America will always have its puritanical zealots, inanely demanding the utmost in chastity from our nation’s leaders, under the impression that there is some kind of indissoluble link between private rectitude, public service, and divine munificence. But those of us living in the “reality-based community” know this frankly to be false. Not only can we draw on countless examples of sexual extravagance among celebrated pre-democratic statesmen, we know some of our greatest Presidents to have been shameless adulterers, or worse (see: Thomas Jefferson).

Yet most of us also perpetuate that hypocritical axiom of American politics: that the slightest whiff of sexual misconduct means a devastating fall from grace. Of course, the guillotine of public shame is applied quite arbitrarily. Clinton was impeached while his sanctimonious accuser Newt Gingrich cheated on his wife in the cancer ward. Not that this is necessarily a partisan issue, either: Sen. Larry Craig was positively marooned by his Republican Party—presumably because its members find cloacal homosexual activity abominable—while his Louisiana counterpart David Vitter emerged unscathed from an encounter with the “D.C. Madam”. One suspects the Senate was less than eager to get to the bottom of that one.

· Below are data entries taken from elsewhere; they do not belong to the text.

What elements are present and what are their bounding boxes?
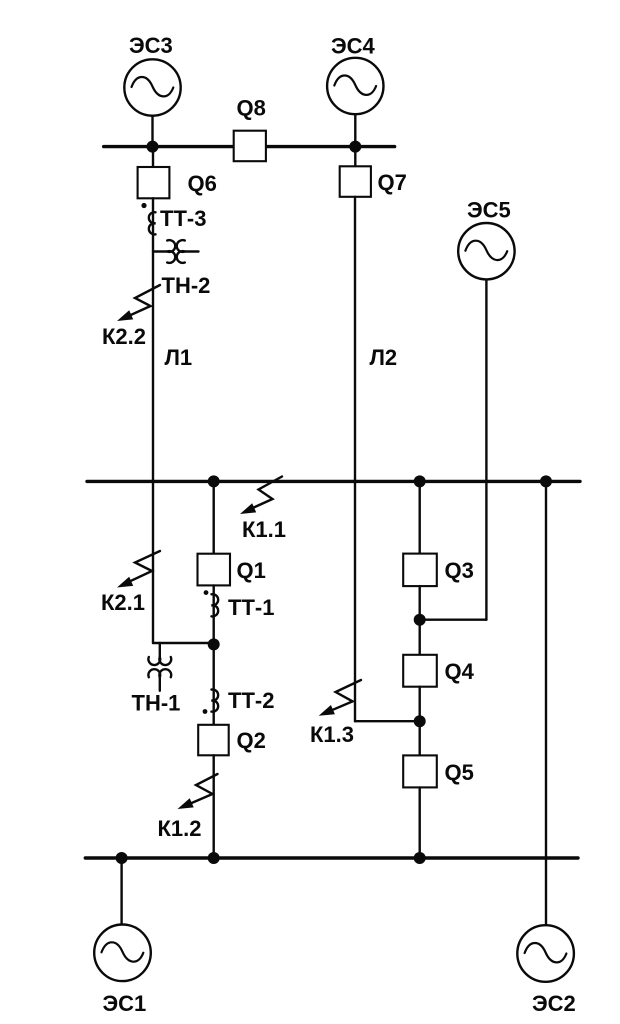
wire Q1 to node — [212, 585, 214, 644]
breaker Q2 — [198, 725, 266, 756]
node middle bus / Q3 branch — [414, 475, 426, 487]
fault К1.2 — [158, 774, 218, 841]
wire ЭС3 stem — [151, 113, 153, 147]
svg-text:Q6: Q6 — [188, 171, 217, 196]
VT ТН-1 — [132, 643, 181, 716]
svg-text:Q4: Q4 — [445, 659, 475, 684]
svg-text:ТН-1: ТН-1 — [132, 691, 181, 716]
wire ЭС2 line — [545, 481, 547, 925]
svg-text:К1.2: К1.2 — [158, 816, 202, 841]
wire Q5 to bottom bus — [419, 787, 421, 858]
wire Q6 down line Л1 — [152, 198, 154, 643]
wire ЭС1 stem — [120, 858, 122, 924]
node top bus / ЭС4 — [349, 141, 361, 153]
breaker Q1 — [198, 554, 266, 586]
VT ТН-2 tap — [153, 240, 210, 298]
svg-text:ТТ-1: ТТ-1 — [228, 595, 274, 620]
generator ЭС2 — [517, 925, 575, 1016]
svg-text:ЭС2: ЭС2 — [532, 991, 576, 1016]
breaker Q3 — [403, 554, 474, 587]
node bottom bus / ЭС1 — [116, 852, 128, 864]
wire middle bus to Q1 — [212, 481, 214, 553]
wire node to Q2 — [212, 644, 214, 724]
svg-text:К1.1: К1.1 — [242, 517, 286, 542]
CT ТТ-1 — [204, 590, 275, 620]
node bottom bus / Q5 branch — [414, 852, 426, 864]
svg-text:К1.3: К1.3 — [310, 722, 354, 747]
generator ЭС4 — [327, 34, 383, 115]
wire node to Q4 — [419, 620, 421, 655]
wire top bus to Q6 — [152, 147, 154, 167]
node middle bus / Q1 branch — [208, 475, 220, 487]
CT ТТ-2 — [203, 688, 275, 714]
generator ЭС5 — [458, 198, 514, 280]
wire Q3 to node — [419, 586, 421, 620]
node Q1 branch / Л1 — [208, 638, 220, 650]
fault К2.2 — [102, 285, 160, 349]
svg-text:Q2: Q2 — [237, 728, 266, 753]
wire node to Q5 — [419, 721, 421, 755]
svg-text:Q1: Q1 — [237, 558, 266, 583]
wire top bus to Q7 — [354, 147, 356, 167]
top busbar — [104, 145, 395, 148]
CT ТТ-3 — [141, 203, 206, 235]
generator ЭС1 — [94, 925, 151, 1017]
node bottom bus / Q2 branch — [208, 852, 220, 864]
svg-text:К2.1: К2.1 — [101, 590, 145, 615]
svg-text:Л2: Л2 — [370, 345, 398, 370]
wire ЭС5 bend to Q3-Q4 node — [420, 619, 487, 621]
svg-text:Q3: Q3 — [445, 558, 474, 583]
node Q3 / ЭС5 — [414, 614, 426, 626]
breaker Q6 — [138, 167, 217, 198]
svg-text:Л1: Л1 — [165, 345, 193, 370]
breaker Q5 — [403, 755, 474, 787]
svg-text:Q7: Q7 — [378, 170, 407, 195]
svg-text:Q5: Q5 — [445, 760, 474, 785]
wire ЭС4 stem — [354, 112, 356, 147]
node Q4 / Л2 — [414, 715, 426, 727]
generator ЭС3 — [124, 33, 180, 116]
svg-text:ТН-2: ТН-2 — [162, 273, 211, 298]
bottom busbar — [85, 856, 578, 859]
wire Q2 to bottom bus — [212, 755, 214, 858]
wire Л2 bend to Q4-Q5 node — [355, 720, 420, 722]
svg-text:ТТ-2: ТТ-2 — [228, 688, 274, 713]
svg-text:ЭС5: ЭС5 — [467, 198, 511, 223]
svg-text:ТТ-3: ТТ-3 — [160, 206, 206, 231]
breaker Q8 — [234, 96, 266, 162]
node middle bus / ЭС2 line — [540, 475, 552, 487]
svg-text:ЭС3: ЭС3 — [129, 33, 173, 58]
wire Л1 bend to Q1 branch — [153, 642, 214, 644]
breaker Q7 — [340, 166, 407, 197]
fault К2.1 — [101, 551, 160, 615]
middle busbar — [87, 480, 580, 483]
node top bus / ЭС3 — [147, 141, 159, 153]
wire Q7 down line Л2 — [354, 197, 356, 721]
breaker Q4 — [403, 655, 474, 687]
svg-text:ЭС4: ЭС4 — [331, 34, 376, 59]
wire middle bus to Q3 — [419, 481, 421, 553]
wire ЭС5 stem down — [485, 280, 487, 620]
svg-text:ЭС1: ЭС1 — [103, 991, 147, 1016]
wire Q4 to node — [419, 687, 421, 722]
fault К1.3 — [310, 680, 361, 747]
svg-text:Q8: Q8 — [237, 96, 266, 121]
svg-text:К2.2: К2.2 — [102, 324, 146, 349]
fault К1.1 — [240, 477, 286, 543]
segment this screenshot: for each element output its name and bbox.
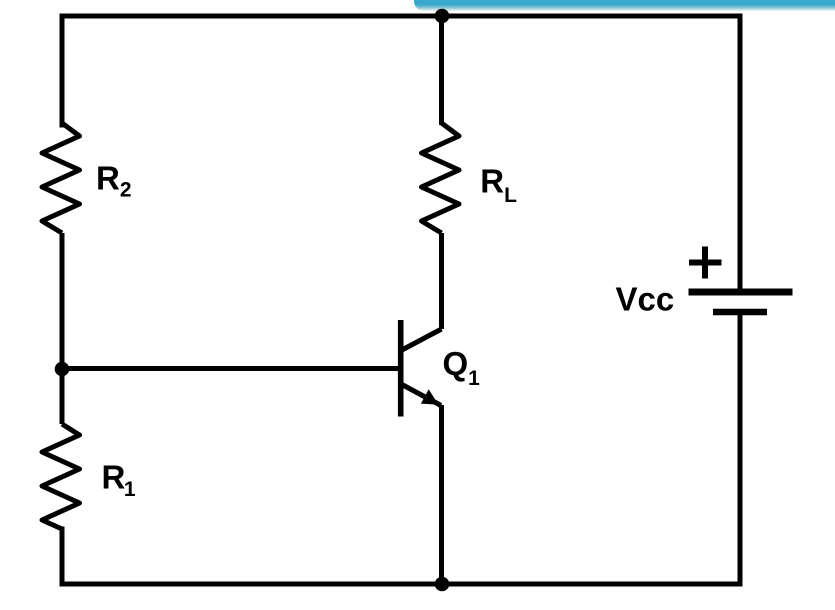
svg-text:R1: R1 [102, 459, 136, 501]
resistor R1 [42, 424, 80, 529]
resistor R2 [42, 123, 80, 233]
wire base (node A to Q1) [62, 366, 398, 371]
node A (base divider junction) [55, 362, 70, 377]
battery Vcc plus sign [689, 260, 722, 266]
wire top (node VCC rail) [62, 14, 740, 19]
svg-text:RL: RL [480, 163, 517, 207]
transistor Q1 collector stroke [401, 329, 442, 351]
node top junction [435, 9, 450, 24]
transistor Q1 emitter stroke [401, 384, 441, 406]
battery Vcc positive plate [689, 289, 793, 296]
svg-text:Q1: Q1 [443, 345, 481, 390]
battery Vcc negative plate [713, 309, 767, 316]
wire left middle (R2 to node A) [60, 233, 65, 369]
wire left lower (node A to R1) [60, 369, 65, 424]
wire right lower (battery to bottom rail) [738, 312, 743, 584]
teal highlight bar [414, 0, 835, 11]
svg-text:Vcc: Vcc [616, 281, 675, 318]
wire left bottom (R1 to bottom rail) [60, 529, 65, 584]
node bottom junction [435, 577, 450, 592]
resistor RL [422, 123, 460, 233]
wire collector (RL to Q1) [439, 233, 444, 329]
wire middle upper (top node to RL) [439, 16, 444, 125]
transistor Q1 emitter arrowhead [421, 389, 439, 405]
wire left upper (top corner to R2) [60, 16, 65, 125]
wire bottom (ground rail) [62, 582, 740, 587]
wire emitter (Q1 to bottom rail) [439, 405, 444, 584]
svg-text:R2: R2 [96, 160, 132, 202]
transistor Q1 base bar [398, 320, 404, 417]
wire right upper (top rail to battery) [738, 16, 743, 290]
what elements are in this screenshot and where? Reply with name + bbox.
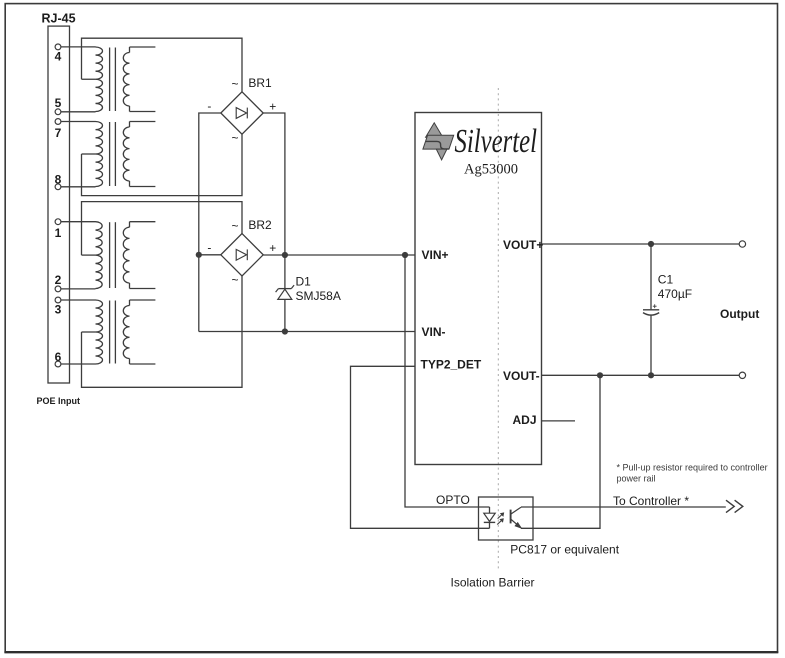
- connector J1 RJ-45 label: [42, 12, 76, 26]
- pin 8 terminal: [55, 172, 62, 189]
- svg-text:-: -: [207, 99, 211, 113]
- svg-text:6: 6: [55, 350, 62, 364]
- wire T2 center tap: [82, 153, 96, 155]
- wire VOUT- rail: [542, 374, 740, 376]
- wire pin 5 to transformer: [61, 111, 96, 113]
- svg-text:-: -: [207, 241, 211, 255]
- wire T4 center tap: [82, 331, 96, 333]
- svg-text:VOUT+: VOUT+: [503, 238, 543, 252]
- node VIN+ D1 junction: [282, 252, 288, 258]
- wire ADJ stub: [542, 420, 576, 422]
- svg-text:~: ~: [232, 273, 239, 287]
- opto U2 body: [479, 497, 534, 540]
- pin 7 terminal: [55, 119, 62, 140]
- svg-text:~: ~: [232, 219, 239, 233]
- wire VIN- rail: [199, 331, 415, 333]
- terminal output plus: [739, 241, 745, 247]
- svg-text:OPTO: OPTO: [436, 493, 470, 507]
- pin label VOUT+: [503, 238, 543, 252]
- wire VIN+ to opto LED anode: [405, 255, 490, 507]
- svg-text:* Pull-up resistor required to: * Pull-up resistor required to controlle…: [617, 462, 768, 472]
- wire T3 center tap: [82, 254, 96, 256]
- wire T4 tap to BR2 bottom: [82, 276, 243, 387]
- pin 5 terminal: [55, 96, 62, 115]
- label Ag53000: [464, 162, 518, 178]
- wire VIN+ rail: [263, 254, 415, 256]
- svg-text:5: 5: [55, 96, 62, 110]
- svg-text:VIN-: VIN-: [422, 325, 446, 339]
- wire VOUT+ rail: [542, 243, 740, 245]
- wire opto collector to controller: [521, 506, 726, 508]
- capacitor C1: [643, 244, 659, 375]
- svg-text:BR1: BR1: [248, 76, 272, 90]
- label SMJ58A: [296, 289, 341, 303]
- wire pin 1 to transformer: [61, 221, 96, 223]
- diode D1 SMJ58A: [276, 255, 295, 332]
- svg-text:Ag53000: Ag53000: [464, 162, 518, 178]
- label Output: [720, 307, 759, 321]
- bridge rectifier BR2: [207, 218, 276, 287]
- wire T2 tap to BR1 bottom: [82, 134, 243, 195]
- svg-text:POE Input: POE Input: [37, 396, 81, 406]
- svg-text:VOUT-: VOUT-: [503, 369, 540, 383]
- opto U2 phototransistor: [511, 507, 522, 528]
- node BR2 minus junction: [196, 252, 202, 258]
- node C1 top junction: [648, 241, 654, 247]
- wire pin 4 to transformer: [61, 46, 96, 48]
- svg-text:3: 3: [55, 303, 62, 317]
- pin 3 terminal: [55, 297, 62, 316]
- label PC817 or equivalent: [510, 543, 619, 557]
- label Isolation Barrier: [451, 575, 535, 589]
- pin 1 terminal: [55, 219, 62, 240]
- svg-text:power rail: power rail: [617, 473, 656, 483]
- svg-text:SMJ58A: SMJ58A: [296, 289, 341, 303]
- svg-text:470µF: 470µF: [658, 287, 692, 301]
- svg-text:4: 4: [55, 50, 62, 64]
- connector J1 RJ-45 body: [48, 26, 70, 383]
- pin label VOUT-: [503, 369, 540, 383]
- svg-text:8: 8: [55, 172, 62, 186]
- node C1 bottom junction: [648, 372, 654, 378]
- opto U2 LED: [484, 507, 495, 528]
- svg-text:+: +: [269, 241, 276, 255]
- transformer T1: [96, 47, 156, 112]
- svg-text:Output: Output: [720, 307, 759, 321]
- svg-text:2: 2: [55, 273, 62, 287]
- svg-text:To Controller *: To Controller *: [613, 494, 689, 508]
- label POE Input: [37, 396, 81, 406]
- svg-text:~: ~: [232, 131, 239, 145]
- transformer T3: [96, 222, 156, 289]
- svg-text:1: 1: [55, 226, 62, 240]
- label 470uF: [658, 287, 692, 301]
- Silvertel logo text: [455, 123, 538, 160]
- svg-text:TYP2_DET: TYP2_DET: [421, 357, 482, 371]
- note pull-up resistor: [617, 462, 768, 483]
- wire BR1 minus to VIN- rail: [199, 113, 221, 332]
- pin label TYP2_DET: [421, 357, 482, 371]
- wire pin 8 to transformer: [61, 186, 96, 188]
- pin 4 terminal: [55, 44, 62, 64]
- wire BR1 plus to VIN+ rail: [263, 113, 285, 255]
- node VIN- D1 junction: [282, 328, 288, 334]
- svg-text:C1: C1: [658, 273, 674, 287]
- wire BR2 minus lead: [199, 254, 221, 256]
- label D1: [296, 275, 312, 289]
- svg-text:VIN+: VIN+: [422, 248, 449, 262]
- to-controller arrow: [726, 500, 743, 512]
- node VIN+ opto branch junction: [402, 252, 408, 258]
- wire T1 center tap: [82, 78, 96, 80]
- wire opto emitter to VOUT-: [521, 375, 600, 528]
- svg-text:RJ-45: RJ-45: [42, 12, 76, 26]
- label C1: [658, 273, 674, 287]
- svg-text:Silvertel: Silvertel: [455, 123, 538, 160]
- wire pin 6 to transformer: [61, 363, 96, 365]
- wire pin 2 to transformer: [61, 288, 96, 290]
- bridge rectifier BR1: [207, 76, 276, 145]
- svg-text:ADJ: ADJ: [513, 413, 537, 427]
- label To Controller: [613, 494, 689, 508]
- pin label VIN-: [422, 325, 446, 339]
- terminal output minus: [739, 372, 745, 378]
- svg-text:Isolation Barrier: Isolation Barrier: [451, 575, 535, 589]
- svg-text:7: 7: [55, 126, 62, 140]
- transformer T2: [96, 122, 156, 187]
- wire pin 3 to transformer: [61, 299, 96, 301]
- pin label VIN+: [422, 248, 449, 262]
- op-amp U1 Ag53000 module body: [415, 113, 542, 465]
- svg-text:~: ~: [232, 77, 239, 91]
- node VOUT- opto junction: [597, 372, 603, 378]
- pin 2 terminal: [55, 273, 62, 292]
- svg-text:PC817 or equivalent: PC817 or equivalent: [510, 543, 619, 557]
- transformer T4: [96, 300, 156, 364]
- isolation barrier dashed line: [497, 88, 499, 570]
- svg-text:D1: D1: [296, 275, 312, 289]
- svg-text:+: +: [269, 99, 276, 113]
- pin 6 terminal: [55, 350, 62, 367]
- wire T3 tap to BR2 top: [82, 202, 243, 256]
- pin label ADJ: [513, 413, 537, 427]
- wire pin 7 to transformer: [61, 121, 96, 123]
- opto U2 light arrows: [497, 513, 504, 525]
- Silvertel logo mark: [423, 123, 454, 160]
- wire T1 tap to BR1 top: [82, 38, 243, 92]
- label OPTO: [436, 493, 470, 507]
- wire TYP2_DET to opto LED cathode: [351, 366, 490, 528]
- svg-text:BR2: BR2: [248, 218, 272, 232]
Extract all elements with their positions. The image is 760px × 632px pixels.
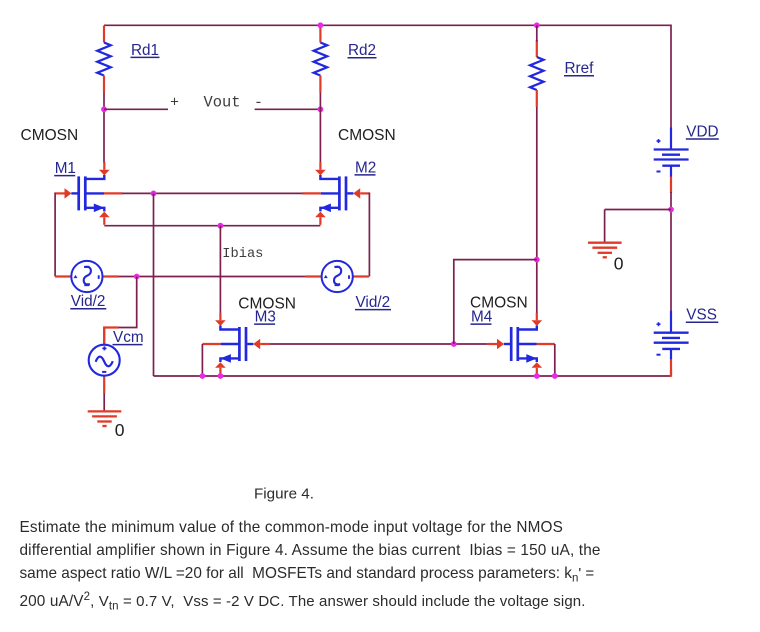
wire: M2 gate down to Vid/2 right <box>368 193 370 277</box>
junction: Rd2/Vout- node <box>318 106 324 112</box>
wire: feedback up and right to Rref node <box>454 260 537 344</box>
junction: Rref / M4 gate feedback <box>534 257 540 263</box>
svg-text:Vcm: Vcm <box>113 329 144 346</box>
transistor M4 symbol <box>488 313 555 376</box>
wire: Rref bottom to M4 drain <box>536 107 538 313</box>
wire: Vout + side <box>104 108 168 110</box>
junction: top rail / Rref <box>534 22 540 28</box>
svg-text:same aspect ratio W/L =20 for: same aspect ratio W/L =20 for all MOSFET… <box>20 565 595 584</box>
svg-text:Vid/2: Vid/2 <box>71 293 106 310</box>
junction: top rail / Rd2 <box>318 22 324 28</box>
junction: 0V node tap <box>668 207 674 213</box>
junction: gate rail / feedback <box>451 341 457 347</box>
resistor Rref body <box>530 40 544 107</box>
junction: bulk rail tap <box>151 191 157 197</box>
wire: VDD minus to VSS plus <box>670 192 672 311</box>
svg-text:Figure 4.: Figure 4. <box>254 485 314 502</box>
resistor Rd1 body <box>97 26 111 93</box>
transistor M2 symbol <box>302 162 369 225</box>
transistor M1 symbol <box>55 162 122 225</box>
svg-text:M1: M1 <box>55 160 76 177</box>
svg-text:VDD: VDD <box>686 123 718 140</box>
wire: bottom VSS rail <box>154 375 672 377</box>
svg-text:+: + <box>170 94 179 111</box>
resistor Rd2 body <box>314 26 328 93</box>
svg-text:M4: M4 <box>471 309 493 326</box>
svg-text:0: 0 <box>115 420 125 440</box>
svg-text:CMOSN: CMOSN <box>338 127 396 144</box>
wire: top VDD rail <box>104 24 671 26</box>
wire: gate rail M3-M4 <box>269 343 487 345</box>
wire: VSS bottom red corner <box>670 370 672 377</box>
source Vcm symbol <box>89 327 120 394</box>
transistor M3 symbol <box>202 313 269 376</box>
svg-text:Estimate the minimum value of: Estimate the minimum value of the common… <box>20 519 564 536</box>
svg-text:Rref: Rref <box>565 60 595 77</box>
wire: Rd2 bottom to M2 drain <box>319 93 321 163</box>
wire: source rail M1-M2 <box>104 225 320 227</box>
svg-text:Rd1: Rd1 <box>131 42 159 59</box>
source Vid/2 right symbol <box>305 261 369 292</box>
wire: Vcm bottom to ground <box>103 394 105 412</box>
wire: red bend into Vcm top <box>104 328 118 346</box>
junction: Rd1/Vout+ node <box>101 106 107 112</box>
wire: ground tap vertical <box>604 210 606 243</box>
wire: Rref top stub <box>536 25 538 41</box>
wire: M1 gate down to Vid/2 left <box>54 193 56 277</box>
svg-text:M2: M2 <box>355 159 376 176</box>
svg-text:Ibias: Ibias <box>222 247 263 262</box>
junction: Vid wire / Vcm tap <box>134 274 140 280</box>
svg-text:0: 0 <box>614 253 624 273</box>
wire: Ibias vertical to M3 drain <box>219 226 221 313</box>
wire: bulk rail M1-M2 <box>122 192 303 194</box>
svg-text:M3: M3 <box>255 309 276 326</box>
ground symbol right <box>588 243 622 258</box>
svg-text:VSS: VSS <box>686 307 717 324</box>
source Vid/2 left symbol <box>55 261 119 292</box>
wire: Rd1 bottom to M1 drain <box>103 93 105 163</box>
junction: bottom rail / M4 source <box>534 373 540 379</box>
svg-text:Vid/2: Vid/2 <box>356 294 391 311</box>
svg-text:CMOSN: CMOSN <box>21 127 79 144</box>
wire: ground tap horizontal <box>605 209 671 211</box>
svg-text:200 uA/V2, Vtn = 0.7 V, Vss =: 200 uA/V2, Vtn = 0.7 V, Vss = -2 V DC. T… <box>20 591 586 612</box>
wire: Vout - side <box>255 108 321 110</box>
wire: right vertical to VDD battery <box>670 25 672 128</box>
wire: M3 bulk drop <box>201 344 203 376</box>
svg-text:Rd2: Rd2 <box>348 42 376 59</box>
junction: bottom rail / M3 bulk <box>200 373 206 379</box>
junction: bottom rail / M3 source <box>218 373 224 379</box>
battery VSS symbol <box>654 311 689 377</box>
ground symbol under Vcm <box>88 411 122 426</box>
battery VDD symbol <box>654 128 689 194</box>
wire: down-left to Vcm <box>118 277 137 328</box>
wire: between Vid/2 sources <box>119 276 306 278</box>
wire: M4 bulk drop <box>554 344 556 376</box>
svg-text:Vout: Vout <box>204 93 241 111</box>
junction: source rail / Ibias <box>218 223 224 229</box>
svg-text:differential amplifier shown i: differential amplifier shown in Figure 4… <box>20 542 601 559</box>
junction: bottom rail / M4 bulk <box>552 373 558 379</box>
wire: bulk drop to bottom rail <box>153 193 155 376</box>
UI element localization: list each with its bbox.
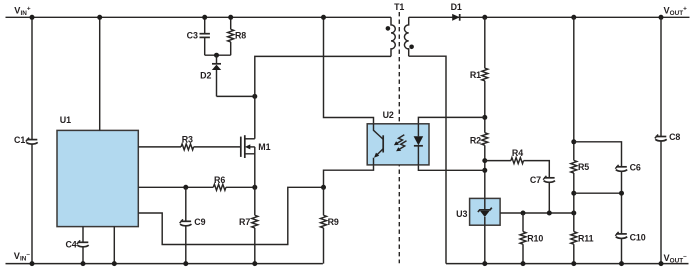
capacitor C9: [180, 187, 206, 263]
wire opto collector from VIN+: [324, 17, 374, 124]
capacitor C10: [615, 232, 645, 264]
node junction LED anode: [482, 115, 487, 120]
wire R3 to M1 gate: [194, 146, 241, 148]
svg-text:R10: R10: [527, 233, 543, 243]
svg-text:R11: R11: [578, 233, 594, 243]
svg-text:T1: T1: [394, 2, 404, 12]
capacitor C7: [524, 161, 556, 213]
node junction D2 switch node: [252, 94, 257, 99]
node junction R5 top: [571, 139, 576, 144]
svg-text:R2: R2: [470, 135, 481, 145]
svg-text:R1: R1: [470, 70, 481, 80]
resistor R9: [321, 187, 339, 263]
resistor R8: [228, 17, 247, 55]
node junction C1 top: [30, 15, 35, 20]
T1 primary winding: [391, 17, 395, 56]
svg-text:C6: C6: [630, 163, 641, 173]
T1 primary phasing dot: [386, 26, 391, 31]
node junction C9 bottom: [183, 261, 188, 266]
svg-text:D2: D2: [200, 71, 211, 81]
node junction U1 supply: [97, 15, 102, 20]
capacitor C8: [655, 17, 681, 263]
wire U1 current sense pin: [138, 186, 213, 188]
transistor M1: [241, 135, 271, 187]
svg-text:C10: C10: [630, 233, 646, 243]
resistor R11: [571, 213, 594, 264]
transformer T1: [386, 2, 414, 57]
wire bottom rail secondary VOUT-: [446, 263, 689, 265]
wire opto emitter to feedback node: [324, 165, 374, 187]
resistor R2: [470, 133, 488, 146]
node junction R10 bottom: [521, 261, 526, 266]
svg-text:C1: C1: [14, 135, 25, 145]
wire primary bottom to M1 drain: [255, 56, 391, 138]
resistor R1: [470, 17, 488, 81]
wire U1 top supply pin: [99, 17, 101, 130]
wire R1 to opto anode node: [484, 81, 486, 133]
node junction feedback R9: [321, 185, 326, 190]
svg-text:U2: U2: [383, 110, 394, 120]
wire top rail secondary VOUT+: [409, 16, 690, 18]
node junction C9 top: [183, 185, 188, 190]
wire secondary return: [409, 56, 446, 263]
wire U3 reference row: [500, 212, 574, 214]
svg-text:C3: C3: [187, 31, 198, 41]
node junction M1 source R6 R7: [252, 185, 257, 190]
resistor R5: [571, 160, 590, 213]
svg-text:R7: R7: [239, 217, 250, 227]
svg-text:U3: U3: [456, 209, 467, 219]
node junction C6 C10: [619, 191, 624, 196]
wire U1 gate drive pin: [138, 146, 181, 148]
svg-text:R8: R8: [235, 31, 246, 41]
node junction snubber to D2: [214, 53, 219, 58]
transistor U2 phototransistor: [374, 124, 384, 165]
svg-text:R5: R5: [578, 162, 589, 172]
node junction C1 bottom: [30, 261, 35, 266]
diode D1: [451, 2, 462, 21]
diode D2: [200, 55, 221, 96]
node junction ref to R11: [571, 211, 576, 216]
node junction C8 bottom: [659, 261, 664, 266]
capacitor C1: [14, 17, 38, 263]
node junction C10 bottom: [619, 261, 624, 266]
svg-text:C4: C4: [65, 240, 76, 250]
resistor R7: [239, 187, 258, 263]
wire D2 anode to switch node: [217, 95, 255, 97]
node junction U3 anode ground: [482, 261, 487, 266]
wire R5 C6 branch from VOUT+: [573, 17, 575, 160]
wire U1 bottom pin to C4: [82, 227, 84, 243]
op-amp U1 controller box: [57, 130, 138, 226]
node junction C8 top: [659, 15, 664, 20]
svg-text:C8: C8: [669, 132, 680, 142]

This brings us to the breaking news: yesterday’s implication of New York Gov. Eliot Spitzer’s involvement in an upscale Washington prostitution ring. Spitzer’s downfall is particularly “tragic” in the Greek sense of the word: His meteoric rise to power closely mirrored Sarkozy’s. Existentially pugnacious, detested and admired at once, Spitzer paid his dues as New York’s Attorney General, where he dazzled with his unflinching resolve to take on Wall Street corruption and white-collar crime. He won himself a fair number of enemies but even more supporters; they catapulted him to the governorship and placed him among the Democratic Party’s most promising young politicians. Despite political stumbles, he was being considered for the national stage.

Until yesterday’s revelation. To be sure, Spitzer is not to be pitied. He was the victim of his own bad karma and rank hypocrisy (he orchestrated the bust of a prostitution ring as New York attorney general in 2004). Still, isn’t there something shamefully dishonest about a culture that obsesses over the sex lives of its elected officials? They are, after all, mere men and women, as vulnerable as any to the snares of carnal desire. Their position of power simply invites attention.

The existence of a private sphere is one of the sacrosanct tenets of a healthy liberal democracy. Yet while the average American considers his bedroom a sancto sanctorum, he doesn’t hesitate to deny the public servant the same privilege. If we reserved as much moral indignation for serious issues—like our engagement in a senseless and costly war—as we do for our politicians’ sexual peccadilloes, things might not be going so badly.

Bush and Cheney don’t seem like lascivious types, but it may be that this potent combination of sexual sublimation and free time in fact explains the administration’s misguided Iraq adventure. As the Athenian women in Aristophane’s Lysistrata and today’s French know all too well, more time fucking means less time for fucking up the world.



David L. Golding ’08, a Crimson editorial editor, is an English concentrator in Dunster House.